Chronique

X_Brane

Penche un peu vers l’angle

Bertrand Gauguet (as, ss), Jean-Sébastien Mariage (elg), Mathias Pontevia (dr)

Label / Distribution : Amor fati

Il arrive que tout tienne dans le nom : l’esthétique, le propos, l’ambition. C’est le cas d’X_Brane, trio formé par Bertrand Gauguet aux saxophones alto et soprano, Jean-Sébastien Mariage à la guitare électrique et Mathias Pontevia à la batterie horizontale. Sous ses consonances de science-fiction, l’appellation indique qu’on a affaire à une musique aux dimensions cachées.

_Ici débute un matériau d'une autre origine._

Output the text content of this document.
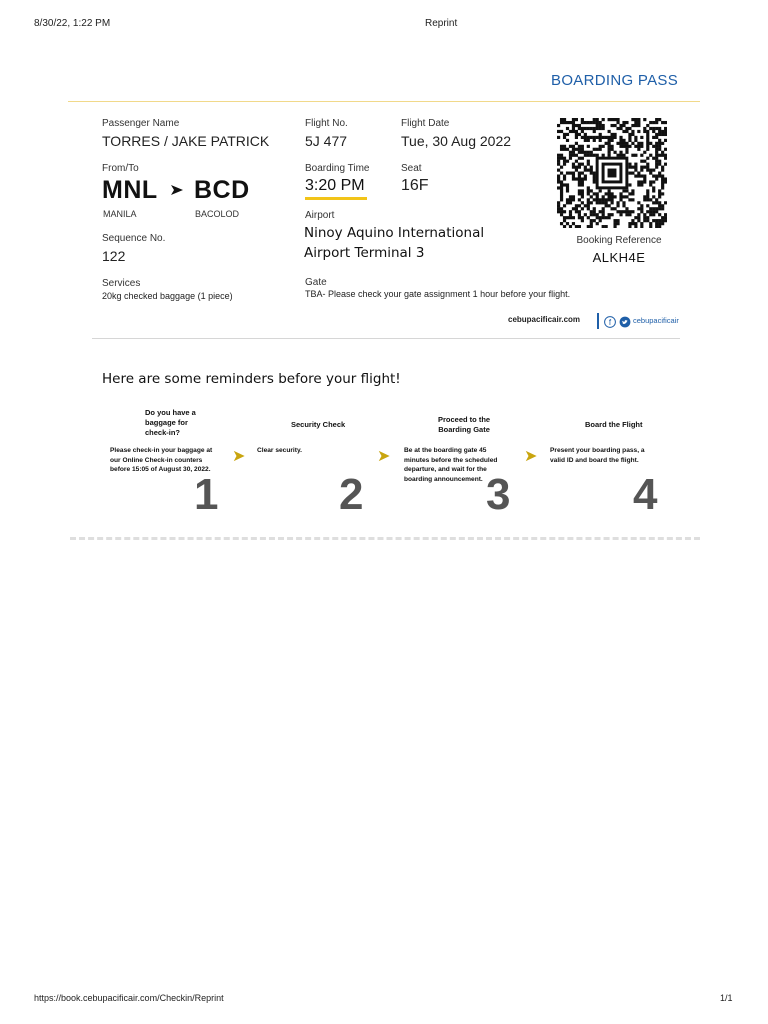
8/30/22, 1:22 PM	Reprint
BOARDING PASS
Passenger Name
TORRES / JAKE PATRICK
Flight No.
5J 477
Flight Date
Tue, 30 Aug 2022
From/To
MNL BCD
MANILA	BACOLOD
Boarding Time
3:20 PM
Seat
16F
Airport
Ninoy Aquino International
Airport Terminal 3
Sequence No.
122
Booking Reference
ALKH4E
Services
20kg checked baggage (1 piece)
Gate
TBA- Please check your gate assignment 1 hour before your flight.
cebupacificair.com	f	cebupacificair
Here are some reminders before your flight!
Do you have a
baggage for
check-in?
Please check-in your baggage at
our Online Check-in counters
before 15:05 of August 30, 2022.
➤
1
Security Check
Clear security.	➤
2
Proceed to the
Boarding Gate
Be at the boarding gate 45
minutes before the scheduled
departure, and wait for the
boarding announcement.
➤
3
Board the Flight
Present your boarding pass, a
valid ID and board the flight.
4
https://book.cebupacificair.com/Checkin/Reprint	1/1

X_Brane renvoie à la théorie des cordes. Selon cette très sérieuse hypothèse scientifique, le monde ne se limiterait pas aux trois dimensions spatiales que nous percevons. Il en serait doté d’un nombre supérieur. Ces dimensions seraient cependant indécelables, car enroulées sur elles-mêmes et situées à des échelles des milliards de fois plus petites que l’atome. Dans cette théorie, les branes sont des objets composés de plusieurs dimensions dont la variable x indique le nombre. Enfin, il faut envisager ici les briques fondamentales de matière constituant l’univers comme des cordelettes vibrantes, d’où le nom de la théorie.

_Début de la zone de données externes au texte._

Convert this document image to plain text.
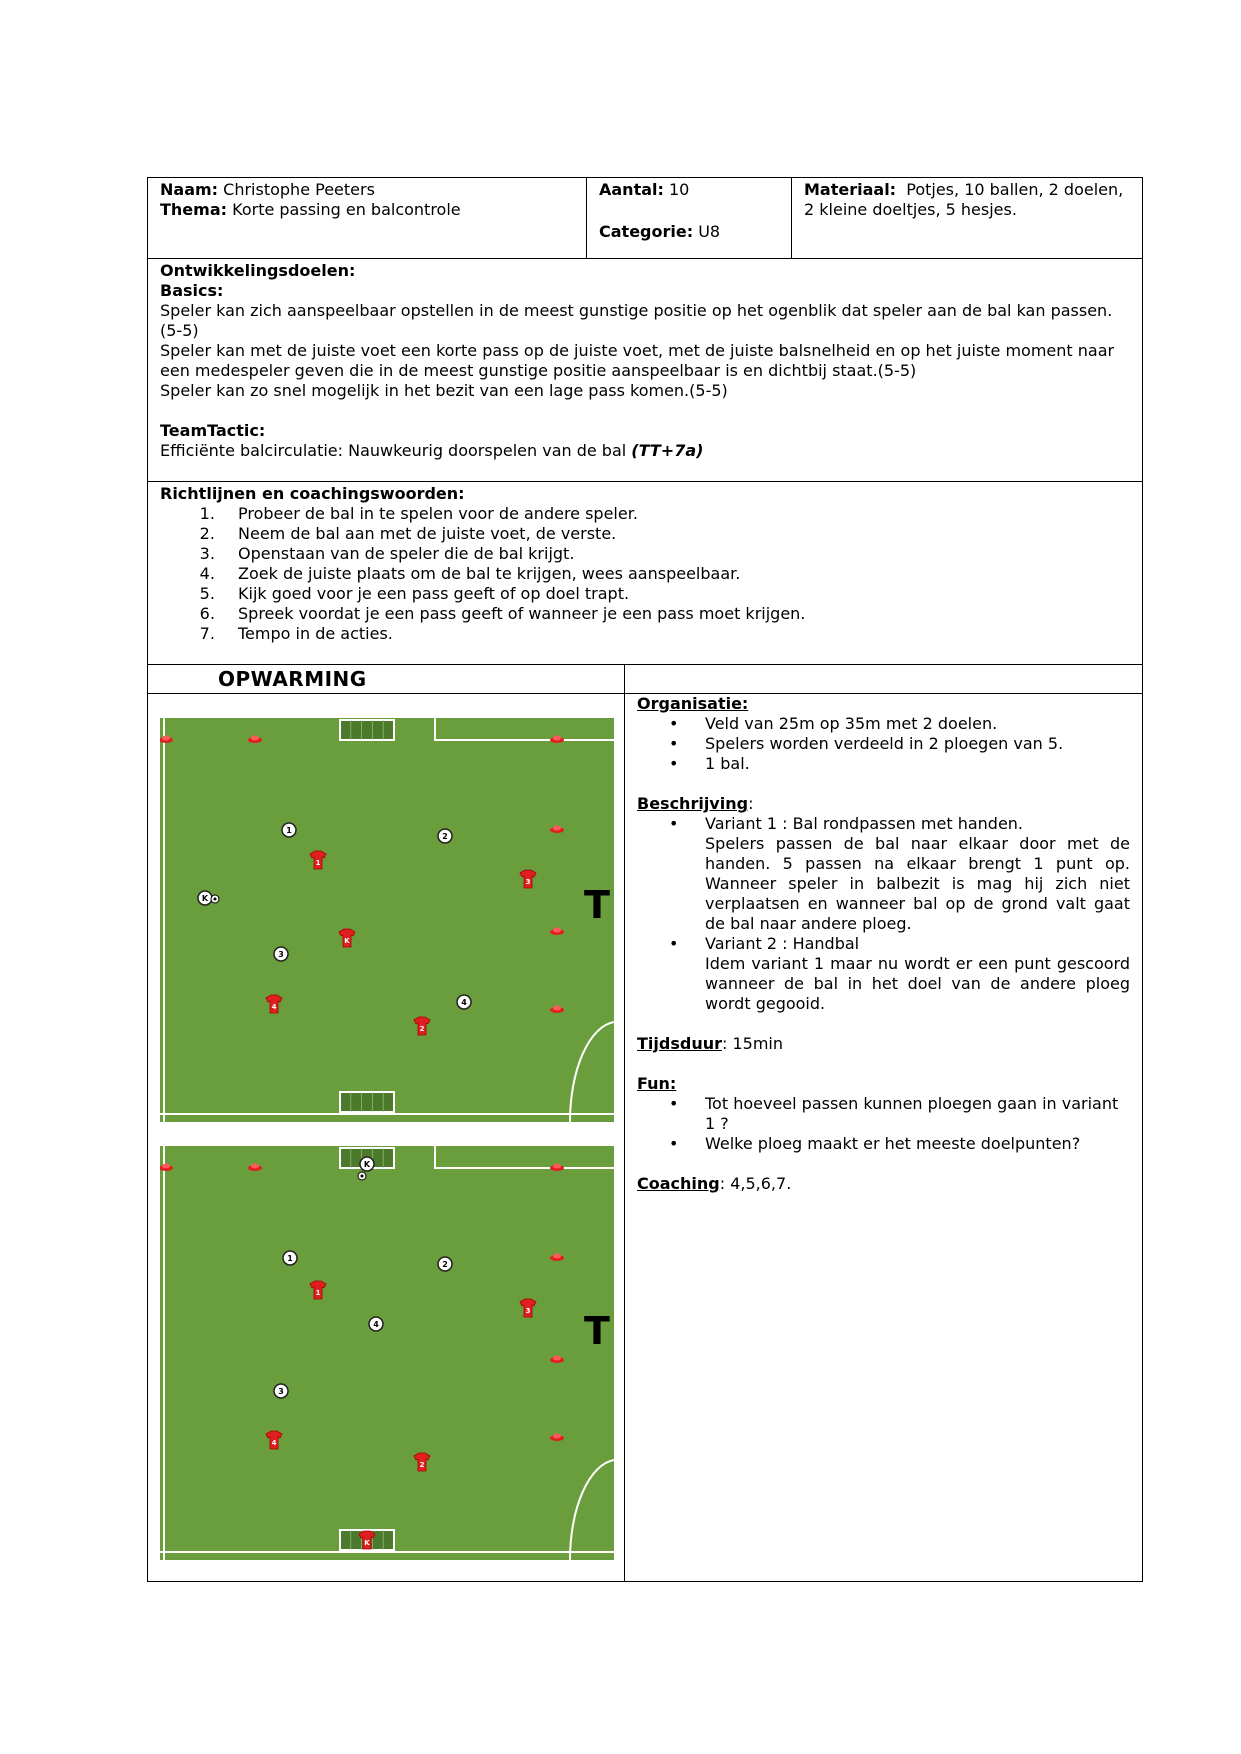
Naam: Christophe Peeters
Thema: Korte passing en balcontrole
Aantal: 10
Categorie: U8
Materiaal: Potjes, 10 ballen, 2 doelen, 2 kleine doeltjes, 5 hesjes.
Ontwikkelingsdoelen:
Basics:
Speler kan zich aanspeelbaar opstellen in de meest gunstige positie op het ogenblik dat speler aan de bal kan passen.(5-5)
Speler kan met de juiste voet een korte pass op de juiste voet, met de juiste balsnelheid en op het juiste moment naar een medespeler geven die in de meest gunstige positie aanspeelbaar is en dichtbij staat.(5-5)
Speler kan zo snel mogelijk in het bezit van een lage pass komen.(5-5)
TeamTactic:
Efficiënte balcirculatie: Nauwkeurig doorspelen van de bal (TT+7a)
Richtlijnen en coachingswoorden:
1. Probeer de bal in te spelen voor de andere speler.
2. Neem de bal aan met de juiste voet, de verste.
3. Openstaan van de speler die de bal krijgt.
4. Zoek de juiste plaats om de bal te krijgen, wees aanspeelbaar.
5. Kijk goed voor je een pass geeft of op doel trapt.
6. Spreek voordat je een pass geeft of wanneer je een pass moet krijgen.
7. Tempo in de acties.
OPWARMING
T
1
2
3
4
1
2
3
4
K
K
T
1
2
3
4
1
2
3
4
K
K
Organisatie:
• Veld van 25m op 35m met 2 doelen.
• Spelers worden verdeeld in 2 ploegen van 5.
• 1 bal.
Beschrijving:
• Variant 1 : Bal rondpassen met handen.
Spelers passen de bal naar elkaar door met de handen. 5 passen na elkaar brengt 1 punt op. Wanneer speler in balbezit is mag hij zich niet verplaatsen en wanneer bal op de grond valt gaat de bal naar andere ploeg.
• Variant 2 : Handbal
Idem variant 1 maar nu wordt er een punt gescoord wanneer de bal in het doel van de andere ploeg wordt gegooid.
Tijdsduur: 15min
Fun:
• Tot hoeveel passen kunnen ploegen gaan in variant 1 ?
• Welke ploeg maakt er het meeste doelpunten?
Coaching: 4,5,6,7.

La musique d’X_Brane est donc à appréhender sous ce point de vue général, surtout si l’on se réfère au titre de l’album, Penche un peu vers l’angle, qui sonne comme une invitation à changer la position de notre viseur auditif. Il faut tendre l’oreille. Apparaissent alors ces fameuses dimensions cachées, se révèlent des reliefs dissimulés, des paysages ondulants. Cette musique est mue par une énergie noire, c’est-à-dire une force de prime abord invisible, mais bel et bien à l’œuvre. Avec ses souffles granuleux de saxophone, ses cymbales jouées à l’archet et ses peaux de tambour frottées, ses notes de guitares électriques égrenées avec une science aiguë de la retenue, le trio déploie une musique de l’espace, du micro-événement, de l’évolution lente, de la texture.

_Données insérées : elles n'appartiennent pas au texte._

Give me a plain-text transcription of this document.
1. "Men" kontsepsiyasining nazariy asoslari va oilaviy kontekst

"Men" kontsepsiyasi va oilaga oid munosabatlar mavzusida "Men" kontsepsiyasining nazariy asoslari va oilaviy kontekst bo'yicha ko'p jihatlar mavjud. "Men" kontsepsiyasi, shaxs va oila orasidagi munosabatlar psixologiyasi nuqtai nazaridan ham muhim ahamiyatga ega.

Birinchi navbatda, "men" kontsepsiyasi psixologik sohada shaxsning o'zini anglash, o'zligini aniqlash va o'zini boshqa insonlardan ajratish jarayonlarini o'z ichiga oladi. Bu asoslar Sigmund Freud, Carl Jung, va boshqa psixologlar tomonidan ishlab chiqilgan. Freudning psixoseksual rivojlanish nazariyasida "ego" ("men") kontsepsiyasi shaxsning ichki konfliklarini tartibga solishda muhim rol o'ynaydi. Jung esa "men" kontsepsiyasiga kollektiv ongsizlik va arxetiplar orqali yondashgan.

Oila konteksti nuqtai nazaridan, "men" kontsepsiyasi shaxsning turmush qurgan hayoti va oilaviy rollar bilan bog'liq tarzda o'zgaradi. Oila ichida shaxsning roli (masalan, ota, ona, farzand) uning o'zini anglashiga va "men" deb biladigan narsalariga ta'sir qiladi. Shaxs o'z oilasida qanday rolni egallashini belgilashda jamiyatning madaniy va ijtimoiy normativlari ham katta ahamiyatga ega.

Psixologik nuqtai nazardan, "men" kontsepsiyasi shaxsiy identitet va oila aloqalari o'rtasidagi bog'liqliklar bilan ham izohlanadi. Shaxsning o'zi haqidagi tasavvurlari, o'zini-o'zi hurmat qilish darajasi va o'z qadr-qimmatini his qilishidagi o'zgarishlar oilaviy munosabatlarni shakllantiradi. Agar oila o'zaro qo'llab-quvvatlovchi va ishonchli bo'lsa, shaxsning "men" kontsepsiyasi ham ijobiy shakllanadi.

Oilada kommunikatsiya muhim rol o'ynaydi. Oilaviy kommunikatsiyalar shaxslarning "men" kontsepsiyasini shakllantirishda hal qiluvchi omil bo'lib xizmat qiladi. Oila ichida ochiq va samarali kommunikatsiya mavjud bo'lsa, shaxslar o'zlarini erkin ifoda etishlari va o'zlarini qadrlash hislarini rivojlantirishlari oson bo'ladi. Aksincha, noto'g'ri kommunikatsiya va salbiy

Certes, l’univers d’X_Brane n’est pas totalement inouï. Il est l’héritier du minimalisme et de l’improvisation européenne. Il s’inscrit aussi dans la famille réductionniste désormais en expansion. Son originalité est, là encore, à chercher du côté de la théorie des cordes, dont l’une des grandes ambitions est de parvenir à unifier la relativité générale et la physique quantique. De même que les scientifiques cherchent à établir un lien entre les lois qui régissent les forces de l’univers et les propriétés spécifiques des particules élémentaires, les musiciens d’X_Brane jouent une musique qui élabore un continuum entre différents courants historiques. Dans ce Penche un peu vers l’angle s’entendent ainsi des mouvements à la manière des compositions romantiques du XIXe, des réminiscences atonales des musiques contemporaines, des répétitions à la mode minimaliste, des éclairs électriques rock, des lambeaux de jazz, des pulsations tribales. Dans leur quête, Gauguet, Mariage et Pontevia produisent un art de l’imbrication et de la dérive des matières d’où surgissent d’étonnantes lumières. Une musique de nouvelle et grande dimension, en effet.